When then-Gov. Mitt Romney, a Republican, introduced a universal health-insurance plan in the Bay State early last year, it was widely acclaimed. But less than a year after passage, RomneyCare is in the intensive care unit, soon to be wheeled into hospice.

Reality fully hit in late January of this year, when private insurers submitted bids to the bureaucracy that would administer the new program. The average premium for the unsubsidized plans was not $200 per month — as Mr. Romney promised from the stump — but rather $380. That’s more than 15% of the target audiences’ income — and for a plan with a $2,000 deductible and a total cost sharing of $5,000. People were stunned, outraged. Naturally, “greedy” private insurers were blamed. Politicians called for price controls.

As John McDonough from Health Care for All (HCFA) points out, the $380 wasn’t a real average anyway. It included high bids from plans that weren’t interested in playing. And new Governor Deval Patrick has since jumped in and jawboned the plans into offering premiums that actually get pretty close to the $200 and in some cases go below. (If you want to understand this whole topic in serious detail, you must check out HCFA’s A Healthy Blog.)

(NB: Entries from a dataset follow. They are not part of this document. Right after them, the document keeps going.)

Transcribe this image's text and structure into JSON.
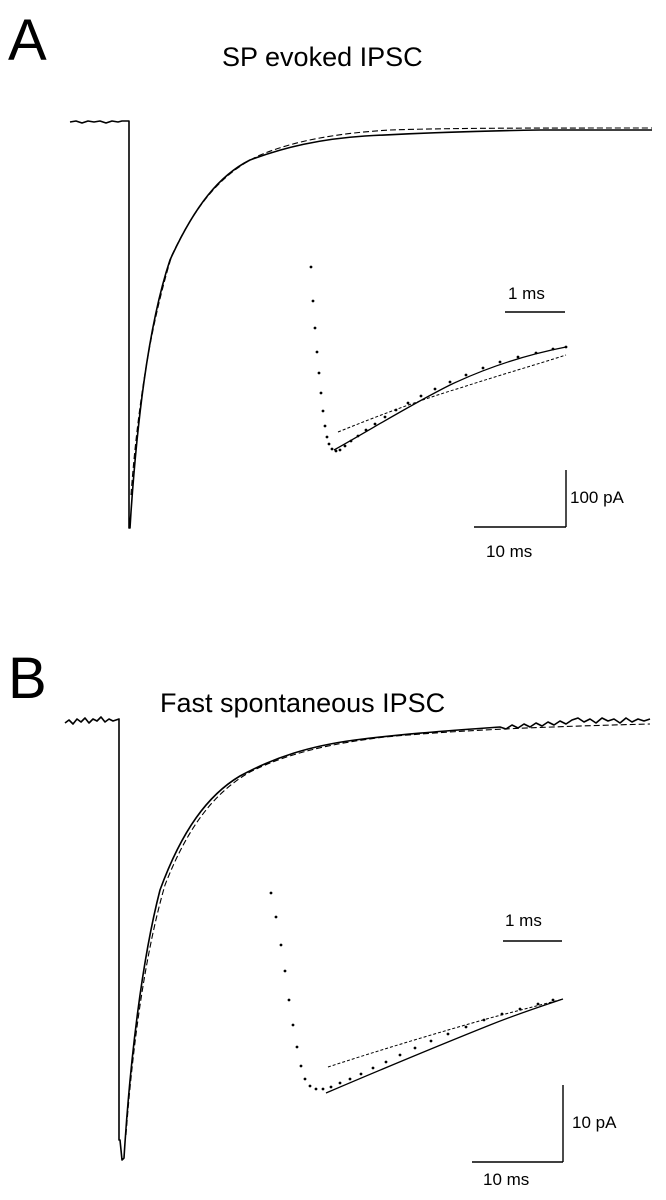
{
  "panels": [
    {
      "letter": "A",
      "title": "SP evoked IPSC",
      "inset_scale_label": "1 ms",
      "amp_scale_label": "100 pA",
      "time_scale_label": "10 ms"
    },
    {
      "letter": "B",
      "title": "Fast spontaneous IPSC",
      "inset_scale_label": "1 ms",
      "amp_scale_label": "10 pA",
      "time_scale_label": "10 ms"
    }
  ]
}
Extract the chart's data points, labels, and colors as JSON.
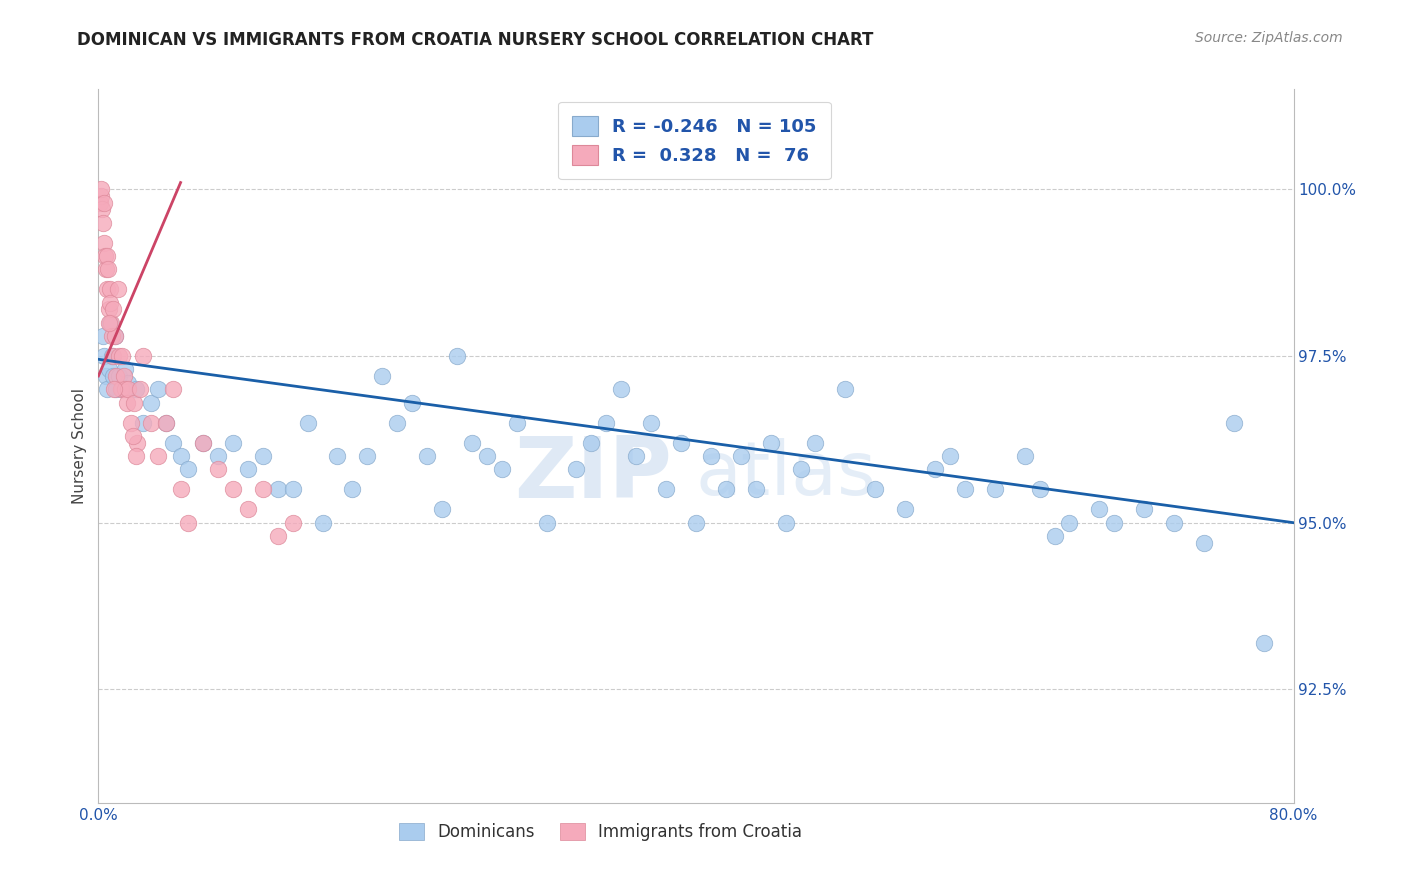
{
  "title": "DOMINICAN VS IMMIGRANTS FROM CROATIA NURSERY SCHOOL CORRELATION CHART",
  "source": "Source: ZipAtlas.com",
  "ylabel": "Nursery School",
  "yticks": [
    92.5,
    95.0,
    97.5,
    100.0
  ],
  "ytick_labels": [
    "92.5%",
    "95.0%",
    "97.5%",
    "100.0%"
  ],
  "xmin": 0.0,
  "xmax": 80.0,
  "ymin": 90.8,
  "ymax": 101.5,
  "blue_color": "#aaccee",
  "pink_color": "#f5aabb",
  "blue_edge_color": "#88aacc",
  "pink_edge_color": "#dd8899",
  "blue_line_color": "#1a5fa8",
  "pink_line_color": "#cc4466",
  "axis_tick_color": "#2255aa",
  "title_color": "#222222",
  "source_color": "#888888",
  "watermark_zip_color": "#c5d8ee",
  "watermark_atlas_color": "#c5d8ee",
  "background_color": "#ffffff",
  "grid_color": "#cccccc",
  "blue_trend_x0": 0.0,
  "blue_trend_x1": 80.0,
  "blue_trend_y0": 97.45,
  "blue_trend_y1": 95.0,
  "pink_trend_x0": 0.0,
  "pink_trend_x1": 5.5,
  "pink_trend_y0": 97.2,
  "pink_trend_y1": 100.1,
  "blue_x": [
    0.3,
    0.4,
    0.5,
    0.6,
    0.7,
    0.8,
    0.9,
    1.0,
    1.1,
    1.2,
    1.4,
    1.6,
    1.8,
    2.0,
    2.5,
    3.0,
    3.5,
    4.0,
    4.5,
    5.0,
    5.5,
    6.0,
    7.0,
    8.0,
    9.0,
    10.0,
    11.0,
    12.0,
    13.0,
    14.0,
    15.0,
    16.0,
    17.0,
    18.0,
    19.0,
    20.0,
    21.0,
    22.0,
    23.0,
    24.0,
    25.0,
    26.0,
    27.0,
    28.0,
    30.0,
    32.0,
    33.0,
    34.0,
    35.0,
    36.0,
    37.0,
    38.0,
    39.0,
    40.0,
    41.0,
    42.0,
    43.0,
    44.0,
    45.0,
    46.0,
    47.0,
    48.0,
    50.0,
    52.0,
    54.0,
    56.0,
    57.0,
    58.0,
    60.0,
    62.0,
    63.0,
    64.0,
    65.0,
    67.0,
    68.0,
    70.0,
    72.0,
    74.0,
    76.0,
    78.0
  ],
  "blue_y": [
    97.8,
    97.5,
    97.2,
    97.0,
    97.3,
    98.0,
    97.5,
    97.2,
    97.8,
    97.0,
    97.2,
    97.0,
    97.3,
    97.1,
    97.0,
    96.5,
    96.8,
    97.0,
    96.5,
    96.2,
    96.0,
    95.8,
    96.2,
    96.0,
    96.2,
    95.8,
    96.0,
    95.5,
    95.5,
    96.5,
    95.0,
    96.0,
    95.5,
    96.0,
    97.2,
    96.5,
    96.8,
    96.0,
    95.2,
    97.5,
    96.2,
    96.0,
    95.8,
    96.5,
    95.0,
    95.8,
    96.2,
    96.5,
    97.0,
    96.0,
    96.5,
    95.5,
    96.2,
    95.0,
    96.0,
    95.5,
    96.0,
    95.5,
    96.2,
    95.0,
    95.8,
    96.2,
    97.0,
    95.5,
    95.2,
    95.8,
    96.0,
    95.5,
    95.5,
    96.0,
    95.5,
    94.8,
    95.0,
    95.2,
    95.0,
    95.2,
    95.0,
    94.7,
    96.5,
    93.2
  ],
  "pink_x": [
    0.1,
    0.15,
    0.2,
    0.25,
    0.3,
    0.35,
    0.4,
    0.45,
    0.5,
    0.55,
    0.6,
    0.65,
    0.7,
    0.75,
    0.8,
    0.85,
    0.9,
    0.95,
    1.0,
    1.1,
    1.2,
    1.3,
    1.4,
    1.5,
    1.6,
    1.7,
    1.8,
    1.9,
    2.0,
    2.2,
    2.4,
    2.6,
    2.8,
    3.0,
    3.5,
    4.0,
    4.5,
    5.0,
    5.5,
    6.0,
    7.0,
    8.0,
    9.0,
    10.0,
    11.0,
    12.0,
    13.0,
    2.3,
    2.5,
    1.05,
    0.72
  ],
  "pink_y": [
    99.8,
    99.9,
    100.0,
    99.7,
    99.5,
    99.8,
    99.2,
    99.0,
    98.8,
    99.0,
    98.5,
    98.8,
    98.2,
    98.5,
    98.3,
    98.0,
    97.8,
    98.2,
    97.5,
    97.8,
    97.2,
    98.5,
    97.5,
    97.0,
    97.5,
    97.2,
    97.0,
    96.8,
    97.0,
    96.5,
    96.8,
    96.2,
    97.0,
    97.5,
    96.5,
    96.0,
    96.5,
    97.0,
    95.5,
    95.0,
    96.2,
    95.8,
    95.5,
    95.2,
    95.5,
    94.8,
    95.0,
    96.3,
    96.0,
    97.0,
    98.0
  ]
}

I’m a strong free market guy myself, but let’s not fool ourselves that the answer to the social and economic problems of the US health care system can be divined from strict ideological principles.

The MA health reform bill–and it’s really not RomneyCare– is an excellent idea for MA. It can work here because we already have low levels of uninsured and extra money devoted to uncompensated care. It’s not going to work like that on a national level.

So as much as I think the whole edifice of employer-sponsored health care is likely to fall apart over the next decade, it still makes sense to promulgate the MA, employer-based mandate. The way I see it, once (almost) everyone is insured –and it could happen in the next year or so–  the focus will turn to how to improve efficiency and quality in health care delivery. With luck we’ll shift away from what the Boston Globe calls the “arcane demographic data and risk assumptions” of actuarial science that goes into the calculation of premiums and into the very tangible and sometimes personal aspects of how health care is delivered.

It’s no bad thing that the deductibles for the new plans are going to be relatively high –something like $2000 for an individual or $4000 for a family. It will help create a cost and service oriented market in routine services. MinuteClinic start your engines!

And Governor Patrick did exactly the right thing by twisting the plans arms to alter their assumptions and bring the price down. The plans are going to have to suck it up, or spread costs to other customers in the name of getting everyone on the books in the near term. Though Pipes may wince, the Governor is part of the market, too.